Rational dialogue is based on mutually agreed-upon facts. The disputed territory is what we can conclude from these facts. But antimemes are definitionally those things that most people are wrong about. So two people are not likely to agree upon the facts. There are several ways around this challenge, all of them bad.
- You can state antimemes as you see them. This is bad because two random people will usually disagree about most of the facts. This provokes counterarguments instead of refutations. You end up debating about individual antimemes instead of discussing antimemetics.
- You can eschew facts altogether. This is bad because you can't climb the ladder of abstraction down to the bottom rung. A variant of this approach is generalizing from fictional evidence which is just a fancy way to cover up the eschewment of facts.
- You can use dead antimemes from other societies and time periods. This is bad because dead antimemes are no longer antimemetic and because it's hard to distinguish symbiotic wars from dead antimemes.
Convincing examples of antimemes are hard to come by even though antimemes are not themselves rare. It's simply more unlikely than not that two random people will recognize exactly the same antimemes. Paul Graham and I probably agree on the antimemetic properties of Lisp but the majority of programmers do not recognize this antimeme for what it is.

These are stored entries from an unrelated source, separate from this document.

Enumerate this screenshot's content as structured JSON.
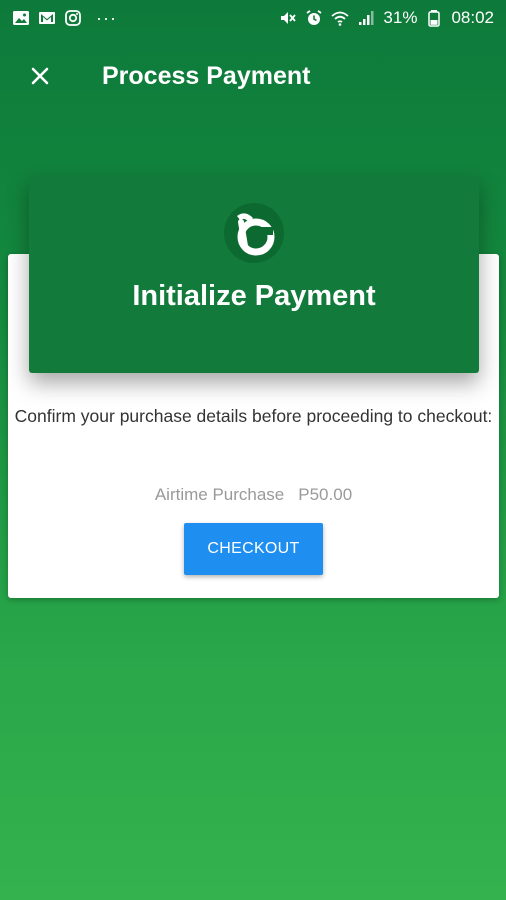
{
  "status_bar": {
    "battery_percent": "31%",
    "time": "08:02",
    "left_icons": [
      "gallery-icon",
      "gmail-icon",
      "instagram-icon",
      "more-dots-icon"
    ],
    "right_icons": [
      "mute-icon",
      "alarm-icon",
      "wifi-icon",
      "signal-icon",
      "battery-icon"
    ]
  },
  "app_bar": {
    "title": "Process Payment",
    "close_icon": "close-icon"
  },
  "header_card": {
    "title": "Initialize Payment",
    "logo_icon": "brand-logo-icon"
  },
  "body": {
    "confirm_text": "Confirm your purchase details before proceeding to checkout:",
    "item_name": "Airtime Purchase",
    "item_price": "P50.00"
  },
  "actions": {
    "checkout_label": "CHECKOUT"
  },
  "colors": {
    "header_green": "#127a3b",
    "checkout_blue": "#1e8ff0",
    "background_top": "#0d7a3b",
    "background_bottom": "#34b24e"
  }
}
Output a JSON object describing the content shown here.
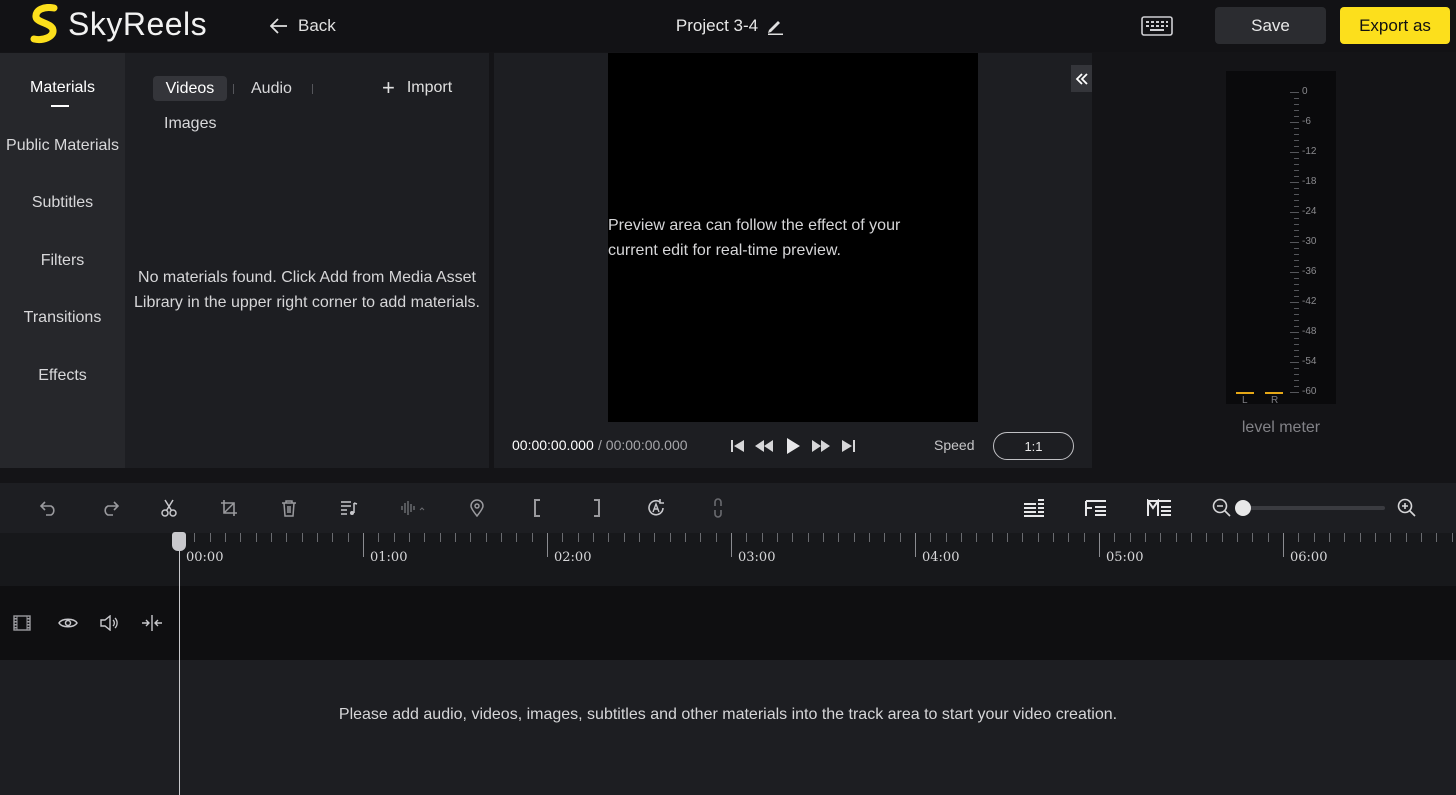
{
  "header": {
    "logo_text": "SkyReels",
    "back_label": "Back",
    "project_title": "Project 3-4",
    "save_label": "Save",
    "export_label": "Export as",
    "accent_color": "#fcdf1c"
  },
  "left_nav": {
    "items": [
      {
        "label": "Materials",
        "active": true
      },
      {
        "label": "Public Materials"
      },
      {
        "label": "Subtitles"
      },
      {
        "label": "Filters"
      },
      {
        "label": "Transitions"
      },
      {
        "label": "Effects"
      }
    ]
  },
  "materials": {
    "tabs": [
      "Videos",
      "Audio",
      "Images"
    ],
    "active_tab": "Videos",
    "import_label": "Import",
    "empty_message": "No materials found. Click Add from Media Asset Library in the upper right corner to add materials."
  },
  "preview": {
    "message": "Preview area can follow the effect of your current edit for real-time preview.",
    "current_time": "00:00:00.000",
    "total_time": "/ 00:00:00.000",
    "speed_label": "Speed",
    "ratio": "1:1"
  },
  "level_meter": {
    "title": "level meter",
    "scale": [
      "0",
      "-6",
      "-12",
      "-18",
      "-24",
      "-30",
      "-36",
      "-42",
      "-48",
      "-54",
      "-60"
    ],
    "channels": [
      "L",
      "R"
    ],
    "level_color": "#e6a817"
  },
  "timeline": {
    "ruler_labels": [
      "00:00",
      "01:00",
      "02:00",
      "03:00",
      "04:00",
      "05:00",
      "06:00"
    ],
    "empty_message": "Please add audio, videos, images, subtitles and other materials into the track area to start your video creation."
  },
  "icons": {
    "toolbar": [
      "undo-icon",
      "redo-icon",
      "scissors-icon",
      "crop-icon",
      "trash-icon",
      "music-list-icon",
      "audio-wave-icon",
      "location-pin-icon",
      "bracket-left-icon",
      "bracket-right-icon",
      "rotate-a-icon",
      "link-icon",
      "track-layout-1-icon",
      "track-layout-2-icon",
      "track-layout-3-icon",
      "zoom-out-icon",
      "zoom-in-icon"
    ],
    "track": [
      "film-icon",
      "eye-icon",
      "volume-icon",
      "split-track-icon"
    ]
  }
}
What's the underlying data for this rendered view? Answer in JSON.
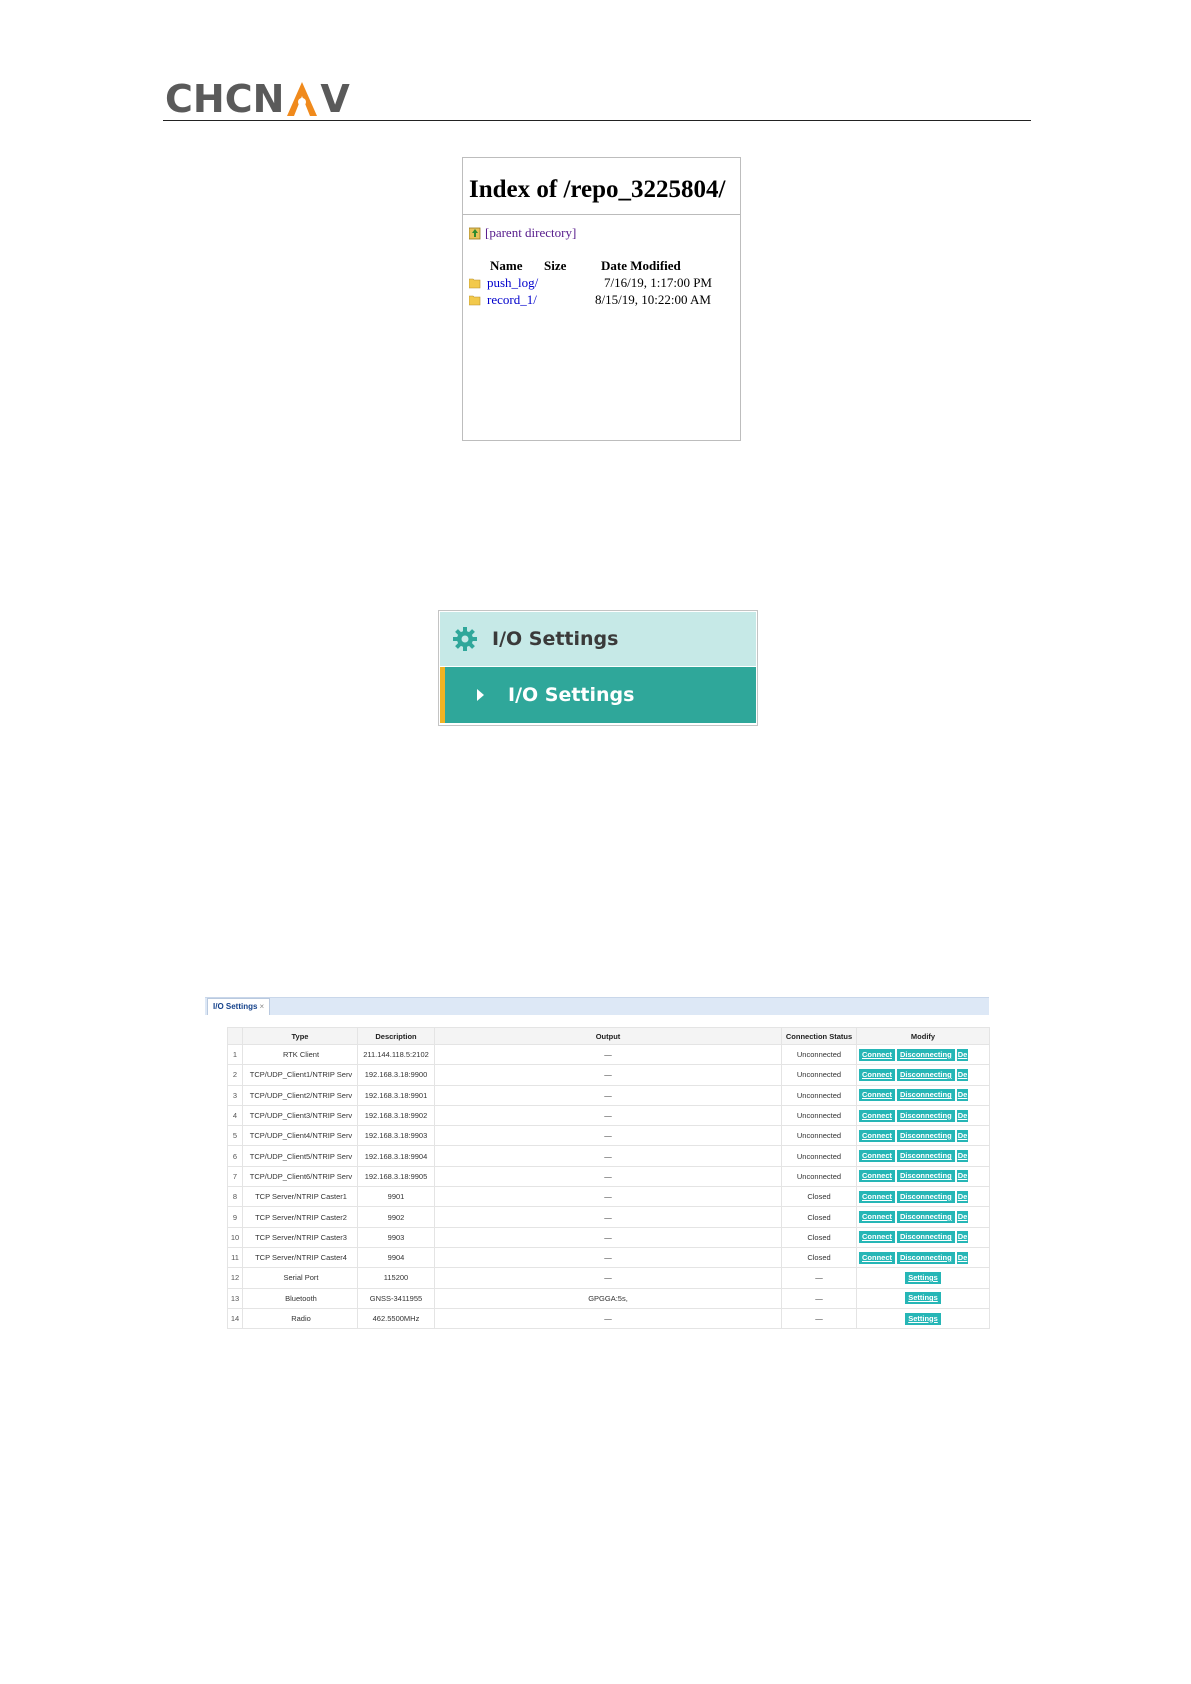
{
  "header": {
    "logo_left": "CHCN",
    "logo_right": "V",
    "logo_accent": "#f08a1c",
    "logo_color": "#5a5a5a"
  },
  "directory": {
    "title": "Index of /repo_3225804/",
    "parent_link": "[parent directory]",
    "columns": {
      "name": "Name",
      "size": "Size",
      "date": "Date Modified"
    },
    "entries": [
      {
        "name": "push_log/",
        "date": "7/16/19, 1:17:00 PM"
      },
      {
        "name": "record_1/",
        "date": "8/15/19, 10:22:00 AM"
      }
    ]
  },
  "menu": {
    "top_label": "I/O Settings",
    "sub_label": "I/O Settings",
    "top_icon": "gear-icon",
    "sub_icon": "triangle-right-icon",
    "colors": {
      "top_bg": "#c6e9e7",
      "sub_bg": "#2fa79a",
      "accent": "#f0b323"
    }
  },
  "io_settings": {
    "tab_label": "I/O Settings",
    "tab_close": "×",
    "columns": [
      "",
      "Type",
      "Description",
      "Output",
      "Connection Status",
      "Modify"
    ],
    "buttons": {
      "connect": "Connect",
      "disconnect": "Disconnecting",
      "truncated": "De",
      "settings": "Settings"
    },
    "rows": [
      {
        "num": "1",
        "type": "RTK Client",
        "description": "211.144.118.5:2102",
        "output": "—",
        "status": "Unconnected",
        "modify": "connect"
      },
      {
        "num": "2",
        "type": "TCP/UDP_Client1/NTRIP Serv",
        "description": "192.168.3.18:9900",
        "output": "—",
        "status": "Unconnected",
        "modify": "connect"
      },
      {
        "num": "3",
        "type": "TCP/UDP_Client2/NTRIP Serv",
        "description": "192.168.3.18:9901",
        "output": "—",
        "status": "Unconnected",
        "modify": "connect"
      },
      {
        "num": "4",
        "type": "TCP/UDP_Client3/NTRIP Serv",
        "description": "192.168.3.18:9902",
        "output": "—",
        "status": "Unconnected",
        "modify": "connect"
      },
      {
        "num": "5",
        "type": "TCP/UDP_Client4/NTRIP Serv",
        "description": "192.168.3.18:9903",
        "output": "—",
        "status": "Unconnected",
        "modify": "connect"
      },
      {
        "num": "6",
        "type": "TCP/UDP_Client5/NTRIP Serv",
        "description": "192.168.3.18:9904",
        "output": "—",
        "status": "Unconnected",
        "modify": "connect"
      },
      {
        "num": "7",
        "type": "TCP/UDP_Client6/NTRIP Serv",
        "description": "192.168.3.18:9905",
        "output": "—",
        "status": "Unconnected",
        "modify": "connect"
      },
      {
        "num": "8",
        "type": "TCP Server/NTRIP Caster1",
        "description": "9901",
        "output": "—",
        "status": "Closed",
        "modify": "connect"
      },
      {
        "num": "9",
        "type": "TCP Server/NTRIP Caster2",
        "description": "9902",
        "output": "—",
        "status": "Closed",
        "modify": "connect"
      },
      {
        "num": "10",
        "type": "TCP Server/NTRIP Caster3",
        "description": "9903",
        "output": "—",
        "status": "Closed",
        "modify": "connect"
      },
      {
        "num": "11",
        "type": "TCP Server/NTRIP Caster4",
        "description": "9904",
        "output": "—",
        "status": "Closed",
        "modify": "connect"
      },
      {
        "num": "12",
        "type": "Serial Port",
        "description": "115200",
        "output": "—",
        "status": "—",
        "modify": "settings"
      },
      {
        "num": "13",
        "type": "Bluetooth",
        "description": "GNSS-3411955",
        "output": "GPGGA:5s,",
        "status": "—",
        "modify": "settings"
      },
      {
        "num": "14",
        "type": "Radio",
        "description": "462.5500MHz",
        "output": "—",
        "status": "—",
        "modify": "settings"
      }
    ]
  }
}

When you're talking to an individual person you can restrict the antimeme examples to the small intersection you both agree upon. This is impossible when writing publicly. There's no single antimeme every reader will agree with you about. If you identify several antimemes then it's near certain every reader of your article will disagree with at least one of your examples.
I talk a lot about antimemes so here's a new rule for comments on my articles.
If someone gives multiple examples to support an argument and you agree with any of the examples then just ignore the examples you don't like. If you disagree with what remains then refute that central thesis instead.
I think it is possible to make good use of past antimemes in a way that draws attention to their antimemetic character.
Wonder what antimemes are an integral part of the LW egregore.
The straussian reading of 'people who engage in philosophy'
Memeplexes engaged in blackmail by causing their adherents to suffer if you try to prevent the conditions favorable to the meme indoctrinating more people. If that's too abstract imagine a cancer that causes pain if you don't eat sugar.
Suffering itself is an anti meme and one ea (mostly, so far) failed to not do substitution effect on.
I didn't know what "straussian" means so I looked it up.
But I can't tell exactly what 'people who engage in philosophy' means and why it's in quotes. It sounds like the title of an essay but a web search doesn't find anything.
Do you feel comfortable giving an example of such a memeplex?
Suffering is indeed an antimeme—and a broad-ranging one too. This is a new addition to my collection. Thanks.
I didn't know what the substitution effect is either so here's a definition.
Whoops different substitution effect. The tendency to replace a difficult question with an easier one without noticing that we did so. Related to bike shedding and aether variables.
the correct name is attribution substitution.
"philosophers claim they are seeking truth but they are really seeking peace"
I'm not sure that rule works, when discussing patterns and relative applicability of models (which are integral to many discussions about rationality). How many and how fully the given examples work to reify a theory is usually in scope for the debate.
If the examples are idiosyncratic to some audiences, or controversial in applicability, then perhaps the theory is also useful only for those subsets.
You can come up with a theory, grounded on principles that seem reasonable, rather than focusing on gathering evidence. In the end, the theory has to explain not "the facts" but "the observations".
That's a good idea. I hadn't thought about it like that.
Then you might appreciate (at least the first part) of this article: https://americanmind.org/essays/the-clear-pill-part-2-of-5-a-theory-of-pervasive-error/
I appreciate this article very much. I read the whole thing and was disappointed when I realized Curtis Yarvin hadn't finished the series yet. It already has many great insights and illuminating points. I'll be digesting the implications for a while.
Diversity of approaches is important in this game. My favorite things about it is how Yarvin attacks a closely-related problem from a different perspective. In particular:
I agree with almost everything he says. I disagree with his claim that it is "always" better to debug forward. Debugging forward is better when you have a small dataset, as is the case with the historic sweep of broad political ideologies (the subject of Yavin's writing). I think when you're dealing with smaller problems, like niche technical decisions, there's a greater diversity of data and therefore a greater opportunity to figure things out inductively.
I'd say the difference is about something different (trust/belief/etc.). Maybe it's hard to find people who, upon seeing a proof whose conclusion they disagree with, actually examine it for the flaw. (Or people who want proofs.) Experimentation may enable finding ways to improve, working through everything logically may enable finding the optimal/closed form solution, Fermi estimates enable finding the order of magnitude of an effect (though this isn't distinct from experimentation).